TÜRK demokrasisinde eleştirebileceğimiz birçok şey olabilir.
Ama Türkiye her çözümü sandıktan arayan bir ülke...
Yüzde 87’lik bir katılım belki dünyanın en yüksek oranlarından
biri...
O yüzden en büyük takdiri hak eden seçmendir, vatandaşımızdır.
Her koşulda kendine göre çözüm üreten bir ülkeyiz.
Sonuçlara herkesin saygı gösterip asıl gündemimize dönmemiz
gerekiyor.
Türkiye kritik bir dönemden geçiyor.
Dünya bugüne kadar görmediği şartları yaşıyor.
Teknoloji çok farklı bir geleceği bizlere haberdar ediyor.
Dolayısıyla Türkiye 24 Haziran’dan sonra yarınlara bakmalıdır,
geleceği tartışmalıdır.
Birkaç olay dışında seçimlerin olaysız geçmesi sevindiricidir.
Seçmen kararını vermiştir.
Şimdi hepimize görev düşüyor.
Başta siyasiler olmak üzere herkes önüne bakmalı, yanlışlarından
ders çıkarmalı, diyaloğu kapatmamalıdır.
Açık ve şeffaf toplumlar her zaman kazanacaktır.

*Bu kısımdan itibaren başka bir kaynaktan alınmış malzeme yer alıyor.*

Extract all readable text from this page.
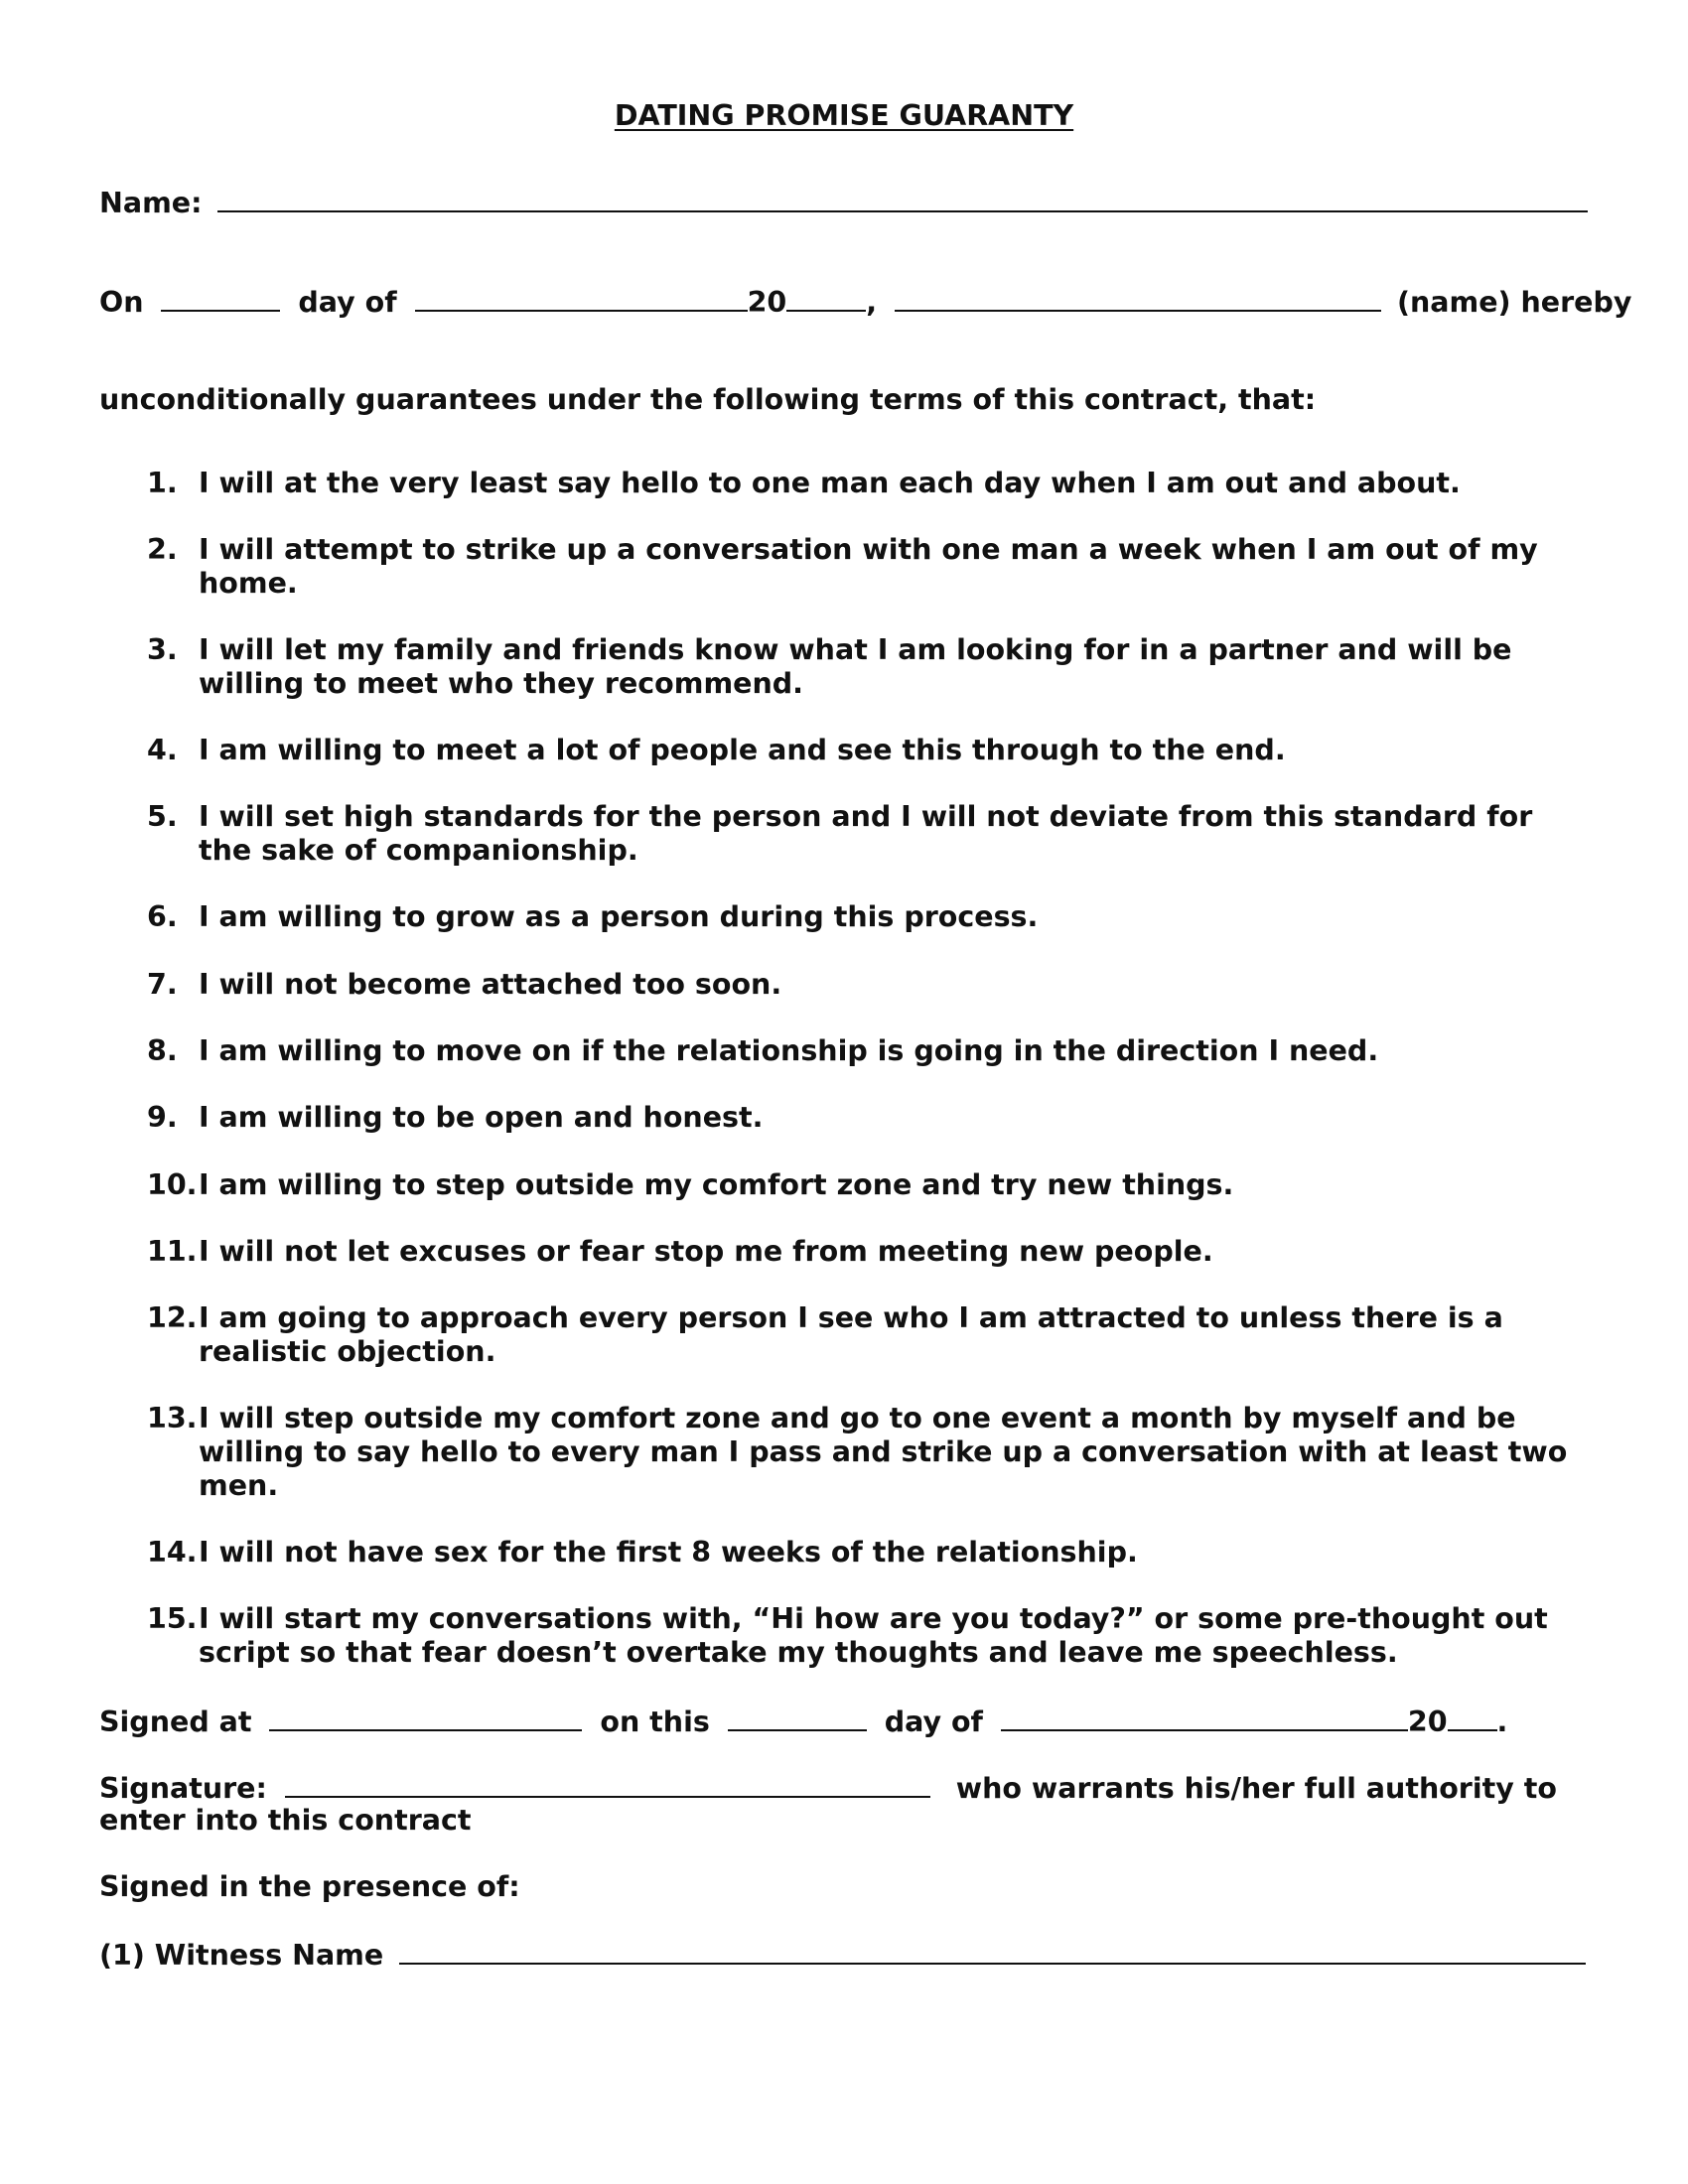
DATING PROMISE GUARANTY
Name:
On	day of	20	,	(name) hereby
unconditionally guarantees under the following terms of this contract, that:
1. I will at the very least say hello to one man each day when I am out and about.
2. I will attempt to strike up a conversation with one man a week when I am out of my home.
3. I will let my family and friends know what I am looking for in a partner and will be willing to meet who they recommend.
4. I am willing to meet a lot of people and see this through to the end.
5. I will set high standards for the person and I will not deviate from this standard for the sake of companionship.
6. I am willing to grow as a person during this process.
7. I will not become attached too soon.
8. I am willing to move on if the relationship is going in the direction I need.
9. I am willing to be open and honest.
10. I am willing to step outside my comfort zone and try new things.
11. I will not let excuses or fear stop me from meeting new people.
12. I am going to approach every person I see who I am attracted to unless there is a realistic objection.
13. I will step outside my comfort zone and go to one event a month by myself and be willing to say hello to every man I pass and strike up a conversation with at least two men.
14. I will not have sex for the first 8 weeks of the relationship.
15. I will start my conversations with, “Hi how are you today?” or some pre-thought out script so that fear doesn’t overtake my thoughts and leave me speechless.
Signed at	on this	day of	20 .
Signature:	who warrants his/her full authority to
enter into this contract
Signed in the presence of:
(1) Witness Name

Bize düşen demokrasiyi güçlendirmektir.
Meydanların dili
sandığın rengi
ŞU bir gerçek...
Meydanların dili bazen farklı olabiliyor.
Bazen de yanıltıcı olabiliyor.
Türkiye’nin fotoğrafını sadece meydanlara göre yapmamak lazım.
Ve dahası...
Sosyal medyaya göre seçim tahminlerinin de ne kadar yanıltıcı
olduğunu bir kez daha gördük.
Seçimin sosyal medyada değil sandıkta kazanıldığı apaçık
ortadadır.
Seçimin dip dalgası MHP
HERKES, başta anket şirketleri olmak üzere birçok kişi MHP’nin
oylarını koruyacağını tahmin edemedi. MHP’nin yüzde 11.20’lik
aldığı oy aslında seçim tahminlerini de alt üst etti.
24 Haziran seçimlerinin elbette en büyük galibi Cumhurbaşkanı
seçilen Tayyip Erdoğan oldu. Ama MHP Lideri Devlet Bahçeli’nin de
kazananlar safında olduğunu unutmamak gerekir.